Trying to survive and work all day... Yeah I think it was boring and war was a good welcoming thing to do
@@silverjace1482, Again, for us it might be boring. But people do tend to get used to something when it there isn't anything to compare it to. Plus you can sing while working, you can dance during some holidays, all that. Wouldn't say that that's perfect, but still.
@@TheDrawnBlade I didn't make my sarcasm obvious enough my bad
@@silverjace1482, agh, it was sarcasm.. I should've spotted it a mile away, yet, I did not. My apologies - my mistake.
Let's get a Powerwolf album, grab some armor and weapons, and go to war, Shad!
Amen and Attack!
Let us take back Normandy for Britain
@@alastairbond7104 +polyhistor We shall go to war, swords in sheaths(or whatever one-handed weapon you choose and in whatever kind of holster it sits in), polearms (or poleaxes) in hands, and clothed in armor, all while rocking out to PowerWolf and Sabaton!
@William Halter Forgive me for my sacrelige
@William Halter 😐😈 It shall be done.
You really need to make this subject a series, there are just too many sides to this subject to go over in one video.
King: we are going to war
People: get the lightsaber
This is a great video with a lot of work put into it. Good work Shad, you gave me a new point of view!

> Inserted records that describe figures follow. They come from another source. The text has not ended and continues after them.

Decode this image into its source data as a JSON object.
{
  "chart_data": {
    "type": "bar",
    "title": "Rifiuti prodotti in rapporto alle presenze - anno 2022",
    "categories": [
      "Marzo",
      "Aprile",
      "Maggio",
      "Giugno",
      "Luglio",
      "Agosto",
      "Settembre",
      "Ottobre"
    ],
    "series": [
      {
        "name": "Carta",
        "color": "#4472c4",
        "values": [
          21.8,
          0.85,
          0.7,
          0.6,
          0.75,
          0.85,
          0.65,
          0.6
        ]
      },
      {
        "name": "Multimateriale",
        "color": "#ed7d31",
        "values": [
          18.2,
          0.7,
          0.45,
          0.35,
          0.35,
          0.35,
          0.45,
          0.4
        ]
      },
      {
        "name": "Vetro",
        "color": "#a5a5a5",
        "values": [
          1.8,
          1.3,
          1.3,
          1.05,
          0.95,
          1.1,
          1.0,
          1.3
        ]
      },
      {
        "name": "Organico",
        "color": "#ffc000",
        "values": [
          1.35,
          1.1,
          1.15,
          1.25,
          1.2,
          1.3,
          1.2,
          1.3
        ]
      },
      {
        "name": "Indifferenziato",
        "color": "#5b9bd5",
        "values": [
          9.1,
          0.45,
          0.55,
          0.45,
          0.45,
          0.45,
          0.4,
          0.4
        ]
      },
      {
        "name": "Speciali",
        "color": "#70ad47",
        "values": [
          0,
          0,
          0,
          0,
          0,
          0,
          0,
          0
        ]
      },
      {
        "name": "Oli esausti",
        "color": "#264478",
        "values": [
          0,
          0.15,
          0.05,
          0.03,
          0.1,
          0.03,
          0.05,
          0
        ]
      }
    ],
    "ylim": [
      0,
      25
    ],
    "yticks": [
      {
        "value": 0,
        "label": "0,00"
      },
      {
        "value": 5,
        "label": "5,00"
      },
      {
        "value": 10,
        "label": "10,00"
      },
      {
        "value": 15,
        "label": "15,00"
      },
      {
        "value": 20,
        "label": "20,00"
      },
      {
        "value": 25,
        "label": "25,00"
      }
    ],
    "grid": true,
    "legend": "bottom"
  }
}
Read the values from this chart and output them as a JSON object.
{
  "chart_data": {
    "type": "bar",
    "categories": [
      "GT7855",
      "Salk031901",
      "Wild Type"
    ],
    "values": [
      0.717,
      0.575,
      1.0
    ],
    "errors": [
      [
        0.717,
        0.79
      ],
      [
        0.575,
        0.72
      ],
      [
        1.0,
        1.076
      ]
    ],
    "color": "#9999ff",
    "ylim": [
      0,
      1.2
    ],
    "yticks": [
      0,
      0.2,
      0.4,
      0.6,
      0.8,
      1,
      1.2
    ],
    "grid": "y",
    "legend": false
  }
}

That’s why modern training uses human sillouette targets, in my unit we watched faces of death type videos (war themed) and clinically analyzed (classroom setting) the tactics used in the vid. Plus, we now have a volunteer force. All 3 BIG differences from WW2 to today. And it paid off. On one deployment, my unit had a couple hundred KIA and only 4 WIA, no KIA ourselves.
It’s part of the chasm of disconnect between civilians and the military. 2 very different approaches to death.
Doesn't that kind of training cause more soldiers to have PTSD and more difficulty returning to civilian life?
I remember watching a video from Lindibeirg about this
Is that kind of training worth it even if it increases the chances of soldiers divorcing their spouses and becoming homeless?
@@blackskyirregular9876
Most humans in every period in history have never killed a person
If most people are murderers then we wouldn't have survived past cavemen
No silly, they loved war because it gave them a perfect opportunity to use their machicolations!
I have actually had to worry about freezing to death in the winter; not everyone has reliable heat Shad, even in the first world.
Now I am quite interested as to where you resided
@@cylvonkoursfelt4742 probably Texas
@@LilliD3Poor guy had to deal with 60 degree weather instead of a normal 110
Work of Khorne obviously.
Blood for the blood god!
@@robinderoos1166 BLOODFORTHEBLOODGOD
SKULLS FOR THE SKULL THRONE
Slaanesh loves passion
@Bożydar Grabowski Call in the witch hunters! Purge these heretics! For the Empire!!
Another Shad video! Yay! Something to do on my day off:)
This is very well worded and thought out.
Shad don't forget to be a little skeptical about the writings of medieval historians about the attitude or warfare.
Stories of muddy misery and trauma don't' make for good writing, especially if the guy paying you to write is the victor of the war. Or some guy trying to hype people up to get into one.
States and kingdoms love selling stories about the glory of battle to their would be cannon fodder.
I think this is one of your most interesting videos to date; thank you for the commentary!